>>> dhenwood at panix.com 08/08/01 04:09PM >>>
Ian Murray wrote:
>Well it's tough to make generalizations about such a huge age group,
>but yeah this is precisely the 'complaint' of younger people;
>'Boomers' sold out.
Which boomers? There are plenty of us working for unions, defending the indigent accused, writing for tiny pubs at low rates of pay. And what about the conditions of daily life? Relations between men and women are radically different from what they were just 30 years ago; ditto the status of sexual minorities. The sold-out boomers had something to do with that, no?
((((((((
CB: Shouldn't we boomers have a high standard of self-criticism ? Sure there are a small minority of us who have remained loyal to the progressive cause. But I for one am extremely dissatisfied with the overall location of our polity and economy and culture compared to where one might expect us to be in the war on poverty, against racism, against U.S. militarism and imperialism etc when one considers where the young people's average attitudes and activities were in the 60's and 70's. It would seem that the Clintonians, the Bushites, the Bill Gateses, the stock marketeers , the silicon valleyers, are more representative of the mode for us now. For example, legal services for the indigent have been decimated compared to where they were in the early 70's and where they should be given the trend at that time. Affirmative action has been pretty much crushed compared to the early 70's. There was very little opposition to the wars on Panama, Yugoslavia and Iraq compared to the an! ti-war struggles against the Viet Nam and Central American wars.

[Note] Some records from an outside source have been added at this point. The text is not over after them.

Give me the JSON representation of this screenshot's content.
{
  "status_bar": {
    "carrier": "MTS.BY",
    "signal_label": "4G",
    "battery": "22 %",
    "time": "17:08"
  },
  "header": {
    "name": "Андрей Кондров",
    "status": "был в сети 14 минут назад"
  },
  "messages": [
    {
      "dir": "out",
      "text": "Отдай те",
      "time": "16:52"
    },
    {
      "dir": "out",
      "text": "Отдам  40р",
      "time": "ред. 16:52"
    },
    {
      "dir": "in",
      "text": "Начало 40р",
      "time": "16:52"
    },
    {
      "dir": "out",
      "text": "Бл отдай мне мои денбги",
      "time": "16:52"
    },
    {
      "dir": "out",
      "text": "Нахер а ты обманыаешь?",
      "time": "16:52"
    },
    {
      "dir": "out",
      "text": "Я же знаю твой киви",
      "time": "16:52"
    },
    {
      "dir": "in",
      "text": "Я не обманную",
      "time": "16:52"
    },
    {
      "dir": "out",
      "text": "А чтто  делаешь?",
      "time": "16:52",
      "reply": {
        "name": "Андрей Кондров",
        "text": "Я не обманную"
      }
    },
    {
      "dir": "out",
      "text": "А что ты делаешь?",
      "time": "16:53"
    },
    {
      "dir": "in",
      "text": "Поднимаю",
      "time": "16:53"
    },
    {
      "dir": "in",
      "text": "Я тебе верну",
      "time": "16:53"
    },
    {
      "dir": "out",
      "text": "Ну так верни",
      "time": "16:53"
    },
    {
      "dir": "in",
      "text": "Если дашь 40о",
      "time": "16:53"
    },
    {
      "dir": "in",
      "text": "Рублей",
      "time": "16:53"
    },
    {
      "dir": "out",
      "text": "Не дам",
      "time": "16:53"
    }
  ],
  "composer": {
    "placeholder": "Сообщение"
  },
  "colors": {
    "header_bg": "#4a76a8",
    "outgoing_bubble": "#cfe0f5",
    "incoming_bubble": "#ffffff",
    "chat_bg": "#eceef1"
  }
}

Then as you point out below, look at our children. So many are business majors, dot.com CEO's and execs, money-firsters, "capitulators to the money-culture", gangster rap enthusiasts, material girls and boys. Aren't we boomers responsible for them some ? We have raised a new generation that is to the right of our position in our youth.
Of course, this is not a 100% thing in either the boomers or the X'ers, but I am only giving an honest impression of the general trend, and it is not entirely based on the monopoly media picture, but from alternative media and direct contacts. I am not happy to conclude this ,as I must include myself in the failure. But we can only start to turn it around by facing how dismal things are.
I could say that X'ers spent their prime years day trading - or I could cite Andrey Slivka's words from last week's NY Press:
>The dotcom era: a generation's-my generation's-complete capitulation
>to the money culture. This will be the dotcom sector's most lasting
>contribution to the world, and will be as difficult to extricate
>from the strands of our civilization, such as it is, as chewing gum
>is difficult to remove from hair: the concept of a money-culture
>bohemia.
But it'd be cheap to do that, since there are plenty of X'ers who didn't sign on to the money culture.